ISDC conference report by Dave Fischer
This is the first of two articles about the NASA Heavy Lift Vehicle program mandated by Congress.
Dan Dumbacher, Director of Engineering (NASA HQ)
Todd May, Associate Director, Technical (NASA MSFC)
Garry Lyles, Associate Director for Technical Management (NASA MSFC)
Dan Dumbacher introduced the panel by noting that NASA has been tasked with development of the next Heavy Lift Vehicle, and the folks at the Marshall Space Flight Center would like to get on with the job of building the next launch vehicle.
However, NASA’s budget is constrained by the current economy, and is likely to remain so for the foreseeable future. Indeed, it is likely to decrease somewhat over time.
The primary challenges in the confusing state of affairs revolve around the constituencies, as it always does in a political environment. The NASA Reauthorization Act of 2010, the 2011 budget from the administration, and the language of the compromise budget resolution for NASA in the summer of 2011 have all contributed to the muddled state of affairs.
The current manned programs include the International Space Station and Commercial Cargo and Crew. The new beyond-low-Earth-orbit program will require new infrastructure, a new launch vehicle, a new spacecraft (such as the Orion – Multi Purpose Crew Vehicle), and ground support.
Todd May comes from the International Space Station project, certainly the most ambitious and complex international project ever conducted. Todd reviewed the results of the 13 heavy lift proposals received from industry. There is no magic rocket. However, cost was heavily influenced by NASA management and oversight practices as well as flight rate.
Garry Lyles then gave a detailed description of the work done over the past year on the heavy lift vehicle. Interestingly, he noted that he had spent time at a conference of building architects. They taught him that design beauty grew out of the requirements of the building, and that operational simplicity grew out of internal complexity.

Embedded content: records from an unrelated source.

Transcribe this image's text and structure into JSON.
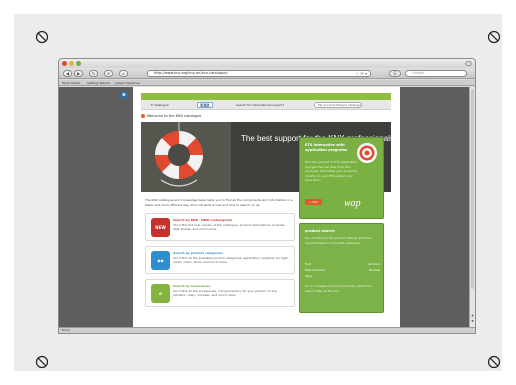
{
  "browser": {
    "url": "http://www.knx.org/knx-en/knx-catalogue/",
    "search_placeholder": "Google",
    "nav": {
      "back": "◀",
      "forward": "▶",
      "reload": "↻",
      "home": "⌂",
      "stop": "✕"
    },
    "url_icons": "☆ ⟳ ▾",
    "bookmarks": [
      "Most Visited",
      "Getting Started",
      "Latest Headlines"
    ],
    "status": "Done"
  },
  "page": {
    "side_logo": "e",
    "graybar": {
      "catalogue": "E catalogue",
      "knx_logo": "KNX",
      "support": "Search for international support",
      "search": "My account   Shared catalogue"
    },
    "welcome": "Welcome to the KNX catalogue",
    "hero_title": "The best support for the KNX professionals",
    "intro": "The KNX catalogue and knowledge base helps you to find all the components and information in a faster and more efficient way. Find out what is new and how to search on us.",
    "cards": [
      {
        "icon": "NEW",
        "title": "Search by KNX - NEW (redesigned)",
        "text": "You'll find the new version of the catalogue, product descriptions, pictures, data sheets, and much more.",
        "color": "#c8312c"
      },
      {
        "icon": "◆◆",
        "title": "Search by product categories",
        "text": "You'll find all the available product categories, application, systems, for light, audio, video, alarm and much more.",
        "color": "#2e8ecf"
      },
      {
        "icon": "✿",
        "title": "Search by accessories",
        "text": "You'll find all the accessories, complementary for your project, to any actuator, relay, modules, and much more.",
        "color": "#84b440"
      }
    ],
    "promo": {
      "title": "ETS interactive with application programs",
      "text": "Find the product in ETS application and get the real files from the producer. Download your products directly to your ETS project and save time.",
      "button": "» Info",
      "brand": "wap"
    },
    "product_search": {
      "title": "product search",
      "text": "You can find all the product listings and their documentation in the KNX catalogue.",
      "rows": [
        {
          "label": "Find",
          "value": "product"
        },
        {
          "label": "Manufacturer",
          "value": "Browse"
        },
        {
          "label": "Type",
          "value": ""
        }
      ],
      "footer": "For a complete list of all products, select the search filter at the top."
    }
  }
}
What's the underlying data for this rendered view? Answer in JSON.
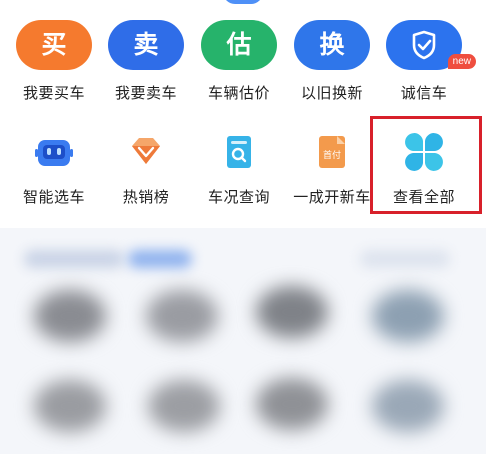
{
  "row1": [
    {
      "glyph": "买",
      "label": "我要买车",
      "color": "#f57a2e"
    },
    {
      "glyph": "卖",
      "label": "我要卖车",
      "color": "#2f6de8"
    },
    {
      "glyph": "估",
      "label": "车辆估价",
      "color": "#26b36b"
    },
    {
      "glyph": "换",
      "label": "以旧换新",
      "color": "#2f76ea"
    },
    {
      "label": "诚信车",
      "badge": "new",
      "icon": "shield-check-icon"
    }
  ],
  "row2": [
    {
      "label": "智能选车",
      "icon": "robot-icon"
    },
    {
      "label": "热销榜",
      "icon": "diamond-icon"
    },
    {
      "label": "车况查询",
      "icon": "document-search-icon"
    },
    {
      "label": "一成开新车",
      "icon": "down-payment-icon",
      "icon_text": "首付"
    },
    {
      "label": "查看全部",
      "icon": "grid-petals-icon"
    }
  ]
}
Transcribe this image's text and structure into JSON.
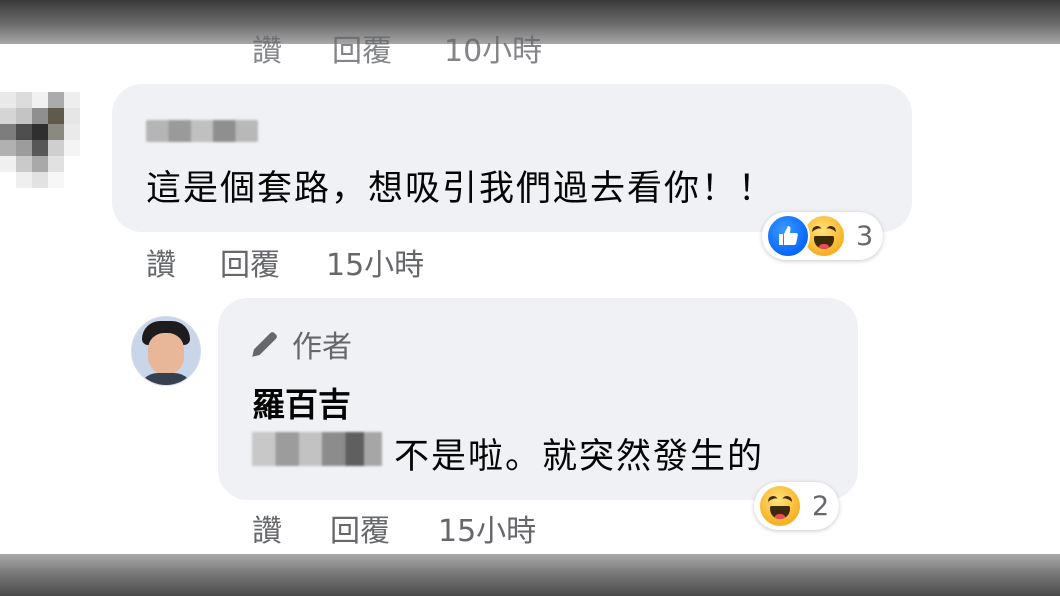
{
  "prev_actions": {
    "like": "讚",
    "reply": "回覆",
    "time": "10小時"
  },
  "comment1": {
    "text": "這是個套路，想吸引我們過去看你！！",
    "reaction_icons": [
      "like-icon",
      "haha-icon"
    ],
    "reaction_count": "3",
    "actions": {
      "like": "讚",
      "reply": "回覆",
      "time": "15小時"
    }
  },
  "reply1": {
    "author_badge": "作者",
    "author_badge_icon": "pencil-icon",
    "commenter": "羅百吉",
    "text": "不是啦。就突然發生的",
    "reaction_icons": [
      "haha-icon"
    ],
    "reaction_count": "2",
    "actions": {
      "like": "讚",
      "reply": "回覆",
      "time": "15小時"
    }
  },
  "colors": {
    "bubble": "#eff1f5",
    "meta_text": "#65676b",
    "text": "#050505",
    "like_blue": "#0866ff",
    "haha_yellow": "#f7b125"
  }
}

He chose to test the concept of machine beauty with the Requirements Analysis Cycle (RAC). Three teams were created. One was devoted to Lox/H2, the second to Lox/RP and the third could choose either combination, but would focus on a lean manufacturing philosophy. Their results would be folded into the first two teams within the first half of the cycle. The final instructions to the teams were to be innovative and have fun.
The teams conducted several thousand parametric studies. One result was that many combinations would satisfy the physical requirements. By the end of the studies, the primary drivers of affordability, however, turned out to be lean systems engineering, stable requirements and simple organization. Reduction in development time was critical. Private industry knew that first to market with reduced cycle time meant lower people costs, which are a major component of overall costs. The subject of how NASA’s program might relate to Falcon Heavy was not addressed.

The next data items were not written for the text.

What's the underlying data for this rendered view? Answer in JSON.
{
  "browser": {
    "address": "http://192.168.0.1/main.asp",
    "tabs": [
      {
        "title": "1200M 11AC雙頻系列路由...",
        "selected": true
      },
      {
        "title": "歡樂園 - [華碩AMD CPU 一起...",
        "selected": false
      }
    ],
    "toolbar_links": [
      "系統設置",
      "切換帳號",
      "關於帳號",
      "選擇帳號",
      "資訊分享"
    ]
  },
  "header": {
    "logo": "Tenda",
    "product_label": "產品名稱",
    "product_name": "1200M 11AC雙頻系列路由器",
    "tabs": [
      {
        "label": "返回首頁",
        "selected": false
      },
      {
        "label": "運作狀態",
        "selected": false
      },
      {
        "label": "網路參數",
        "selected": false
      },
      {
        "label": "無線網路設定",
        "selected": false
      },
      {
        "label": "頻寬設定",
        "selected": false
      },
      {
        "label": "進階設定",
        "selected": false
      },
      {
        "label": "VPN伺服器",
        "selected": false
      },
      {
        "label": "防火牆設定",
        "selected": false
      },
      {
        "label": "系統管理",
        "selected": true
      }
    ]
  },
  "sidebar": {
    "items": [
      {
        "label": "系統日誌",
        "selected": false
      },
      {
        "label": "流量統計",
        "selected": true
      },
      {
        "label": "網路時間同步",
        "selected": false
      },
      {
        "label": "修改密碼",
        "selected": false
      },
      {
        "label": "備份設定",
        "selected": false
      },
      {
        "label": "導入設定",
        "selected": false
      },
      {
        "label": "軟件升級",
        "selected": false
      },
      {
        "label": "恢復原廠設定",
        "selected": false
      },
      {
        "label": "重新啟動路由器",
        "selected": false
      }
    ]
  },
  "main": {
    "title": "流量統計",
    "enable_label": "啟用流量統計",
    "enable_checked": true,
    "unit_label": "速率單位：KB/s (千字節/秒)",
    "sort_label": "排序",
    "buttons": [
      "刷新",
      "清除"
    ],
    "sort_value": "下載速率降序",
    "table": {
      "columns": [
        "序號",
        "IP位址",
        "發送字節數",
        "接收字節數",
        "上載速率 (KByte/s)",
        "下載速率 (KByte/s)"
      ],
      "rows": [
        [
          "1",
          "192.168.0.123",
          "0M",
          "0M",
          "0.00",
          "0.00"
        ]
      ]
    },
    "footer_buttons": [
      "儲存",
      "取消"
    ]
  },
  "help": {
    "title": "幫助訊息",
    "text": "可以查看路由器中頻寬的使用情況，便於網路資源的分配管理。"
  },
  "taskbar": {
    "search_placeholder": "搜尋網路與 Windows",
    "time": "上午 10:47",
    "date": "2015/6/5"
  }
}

Difficult changes will be required from the traditional risk-averse NASA culture in order to accomplish these goals. It is going to be hard for NASA to adapt and adopt the key practices:
1. The machine will be complex, but the operation must be simple
2. Adjust the design in order to simplify the manufacturing process
3. Requirements must be early and stable
4. There must be margin in performance
5. Cycle time must be as quick as possible, but no quicker
6. Streamline the oversight of contractors
Without these cultural changes, it will be impossible for NASA to accomplish the heavy lift task in front of it.